Narrowing the distance between us and Reyna Grande



Matthew Sheridan

Reyna Grande traveled to the United States as an undocumented immigrant when she was a child. She has since become a well-received author of three books. Her memoir “The Distance Between Us, ” is the 2015 Villanova One Book. When she came to campus last week, The Villanovan sat down with her to discuss her career as a writer.

TV: What initially drew you to writing and eventually making a career out of it?

RG: Well, like I talk about in the book, when I found my way to writing it was mostly as a way to learn English faster. I wanted to learn English, and I did that by reading a lot and then writing and using the vocabulary words that I would use in stories and poems. So it became more a tool to learn the language, but then I discovered that I really loved writing as a way to express myself. When I eventually did learn the language, I learned to write it with correct grammar and all that, but when I spoke it I still had a thick accent. I was ashamed of my accent so then I said, “Well, when I write, you cannot hear my accent.” So that’s when I just used writing as a way for self-expression. But I didn’t think of myself as a writer until I met that teacher in college who inspired me to pursue writing as a career and who exposed me to Latina writers. That was when it changed for me. In college I studied creative writing, so I learned the craft of writing and how to write scenes and develop characters. But the one thing I didn’t learn in college was the business side of writing, so when I graduated I didn’t know how to become an author. I learned that there are no job openings in the classified ads, where you can look and say, “Oh, who’s hiring a novelist?” So that was quite a wake-up call for me, because I had dreamt of being a writer without really knowing how I would get there. After I graduated from Santa Cruz, I think that’s when I had to switch from thinking about the craft of writing and more learning about the business side of writing, and how to know enough of the two so I could finally be able to find my way as a published writer.

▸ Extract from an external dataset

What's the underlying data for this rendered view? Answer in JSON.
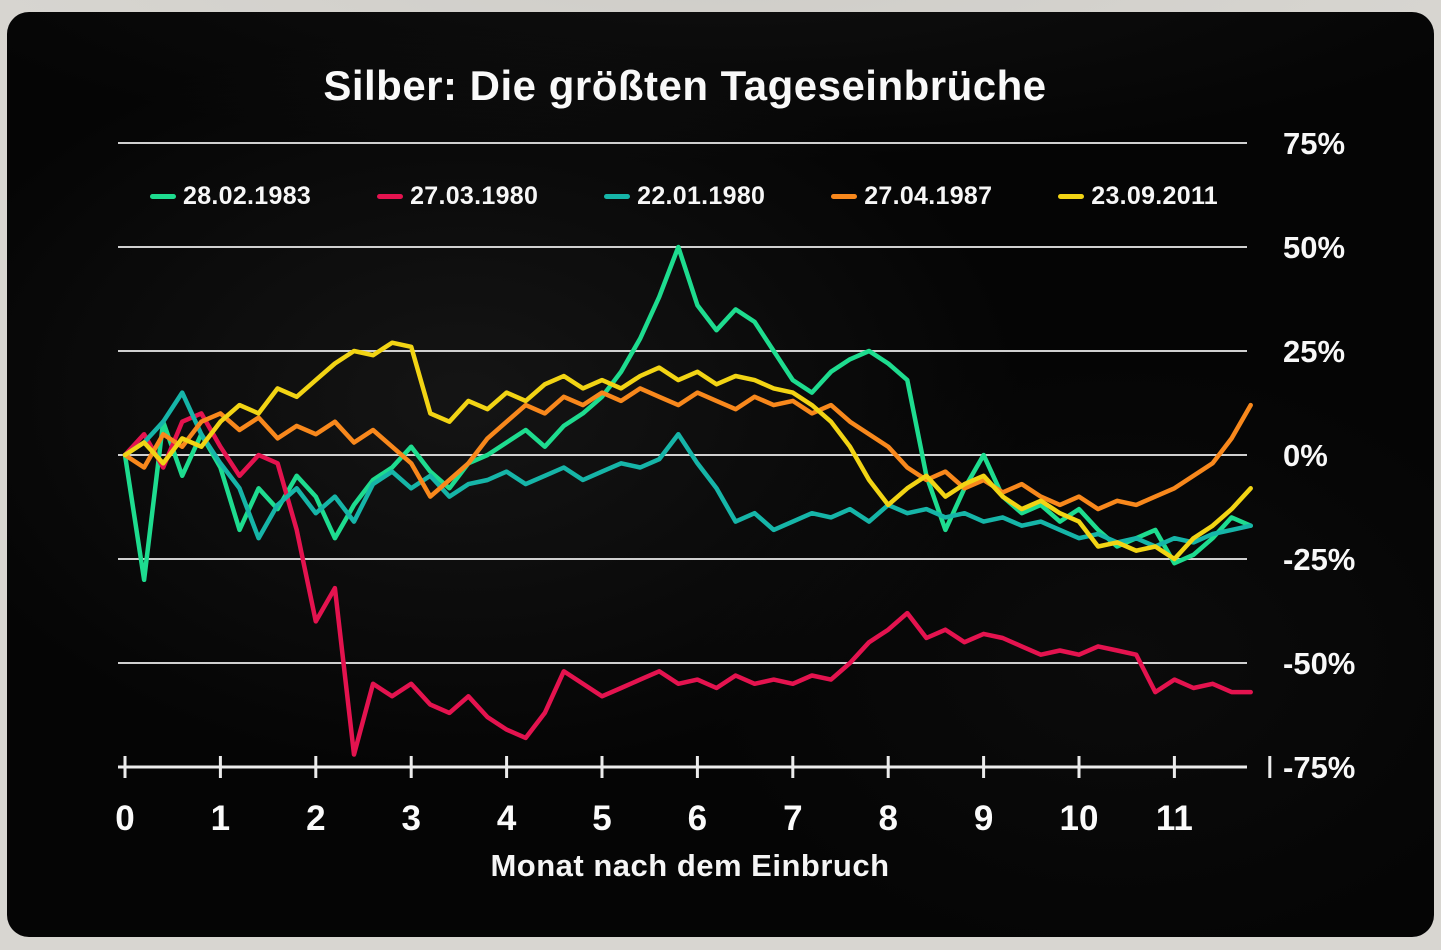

TV: That’s one thing that is striking to me. Business-wise, it’s not a particularly straightforward thing, and given your position as an immigrant to the United States, I feel like, even amongst students born and raised in the United States, growing up and attempting to be a writer isn’t the most secure of jobs. Did that ever worry you? What kind of state were you in when you were first trying to begin as a young person being a writer, having those issues and those responsibilities and those dreams, but then add to that those of trying to come to the United States to make a living for yourself?

RG: I think one thing that I had to my advantage was that when I was in college, I didn’t have much of a relationship with my parents. Even though that was very hard, to be on your own with no parental support, at the same time it’s quite liberating, because then you don’t have to have someone tell you what you should study or what you shouldn’t, and you don’t have anybody’s expectations to meet but your own. I never had to explain to my parents why I wanted to be a writer. I didn’t have to fight them on it. 

TV: What is your writing process and your creative process like when you are working on a book?

RG: I am a binge writer. I don’t write every single day from whatever time to whatever time. It’s more like being possessed by your characters. Sometimes they take over your body and that’s all you think about. And I have to write, write, write, write, write. And then they leave and I don’t write for a few weeks, or whatever, and then all of a sudden it comes again, and I write, write, write, write. It’s like a yo-yo diet.

TV: What challenges have you faced as a Mexican-American in the world of literature? In a place where it is a lot of white men, have you faced any issues in terms of breaking through, getting recognized or what your reception is?

RG: Well, I think it’s worked for me and against me. I think it has worked for me in that sometimes there are schools that really want to expose their students to other kinds of authors and other kinds of experiences, and that’s when they look at my book and they look at me and they say, “Oh, we should pick Reyna’s book because she is a Mexican author writing about immigration.” But then sometimes it has been a little bit of an obstacle, in the sense that, in terms of the mainstream culture we are not readily accepted. Look at things like Oprah, with her book club, for example. She only picks white or African American authors.  She doesn’t pick Latino authors for her book club. I was looking at her list, and of all the books she’s chosen for her book club there’s only been two Latino authors: Isabel Allende and Gabriel Garcia Marquez, and they’re part of the mainstream. She didn’t take that much risk. It’s either black or white for her book club. 

TV: Do you see this book as, in addition to your own personal memoir, a political statement on the realities of immigration in the United States?

RG: I didn’t put politics in there blatantly. It wasn’t obvious. And I didn’t really have any statistics or anything, except in the epilogue when I mentioned that 80 percent of the immigrant children in US schools have been separated from parents. I made a conscious choice to not go that route, and I wanted to be strictly personal and stay away from the statistics and all that stuff. But in there is woven my politics of immigration and my own political view. 

TV: What goals do you have for the rest of your career as a writer?

RG: Well, I turned 40 on Monday (9/7), and I was looking at my thirties and I published three books in my 30s, so now in my forties I want to publish four. So I have set my goal now and I put it on Facebook for everybody to see. You can hold me accountable. I am declaring right now that I will publish four books in my forties. I want to keep writing about immigration. People sometimes ask me if I am afraid to get pigeonholed as the writer who writes about immigration, but that’s what I care about so that’s what I want to write about.